Management by Walking Around
Finding out the ‘real morale’ in the business workplace
Management by Walking Around (MBWA) is a classic management technique used by managers who are proactive listeners and involves listening carefully to employees’ suggestions and concerns. MBWA benefits managers by providing unfiltered, real-time information about processes and policies that is often left out of formal communication channels. By walking around, management gets an idea of the level of morale in the organisation and can offer help if there is trouble.
The origin of the term has been traced to executives at the company Hewlett-Packard, for management practices in the 1970s which involved managers making spontaneous visits to employees in the workplace. Management consultants Tom Peters and Robert H. Waterman also used the term in their 1982 book ‘In Search of Excellence: Lessons From America’s Best-Run Companies’.

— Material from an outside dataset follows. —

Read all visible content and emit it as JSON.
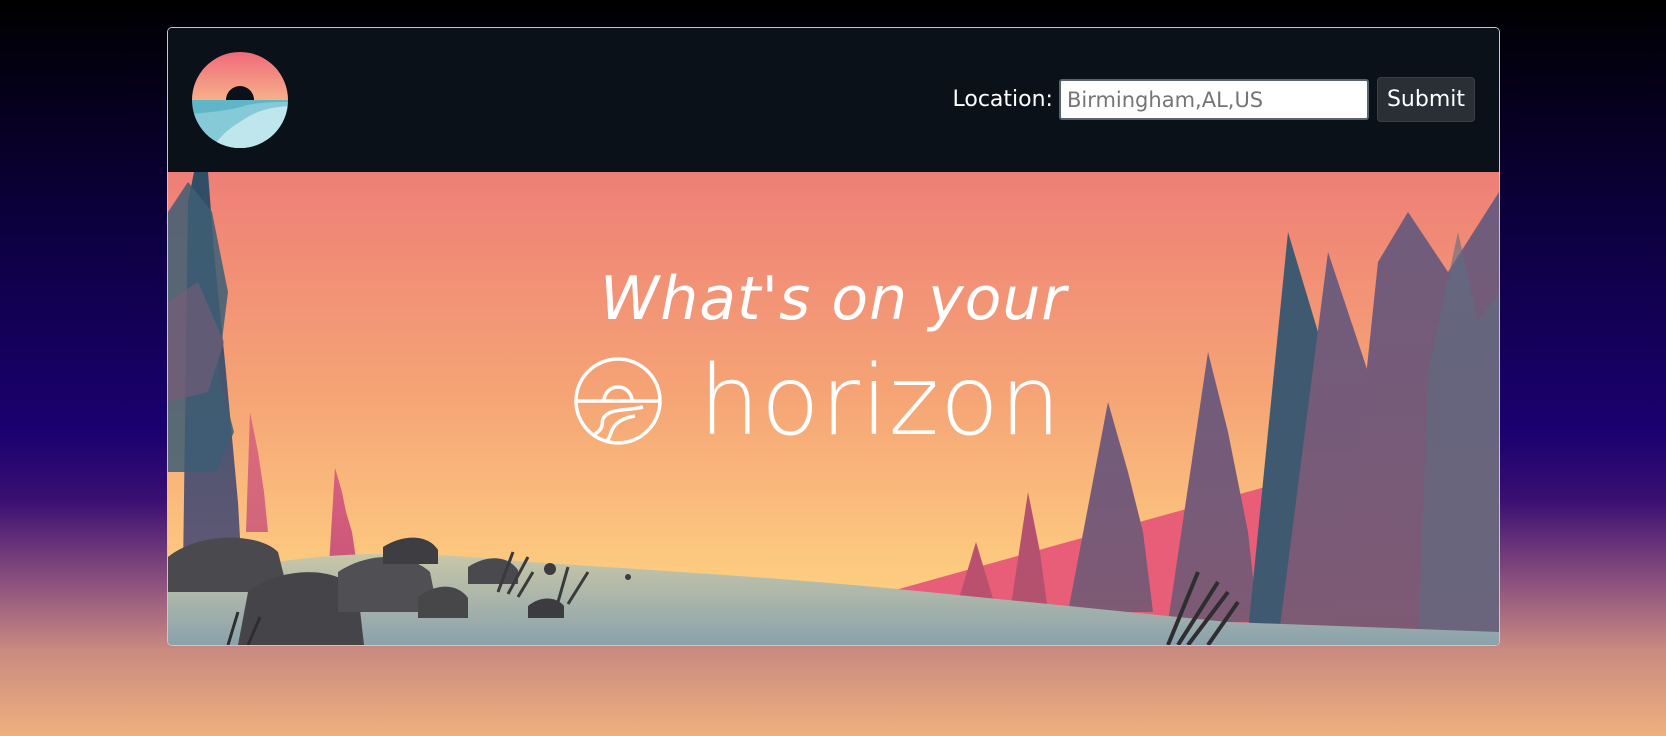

The emphasis with MBWA is on the word ‘wandering’ as an unplanned movement within a workplace, rather than a plan where employees expect a visit from managers at more systematic, pre-approved or scheduled times. The benefits include improved morale, greater sense of organisational purpose, productivity and total quality management of the company. These benefits may all be the results of employees seeing management out of the office and interacting with employees.
Disadvantages to a MBWA style of management can materialise when managers are perceived as micro- managing and taking ownership of too many issues that surface during the talks. The manager should only intervene when the resolution of the issue is more advantageous to the company than the employee’s development opportunity to handle the next situation on their own.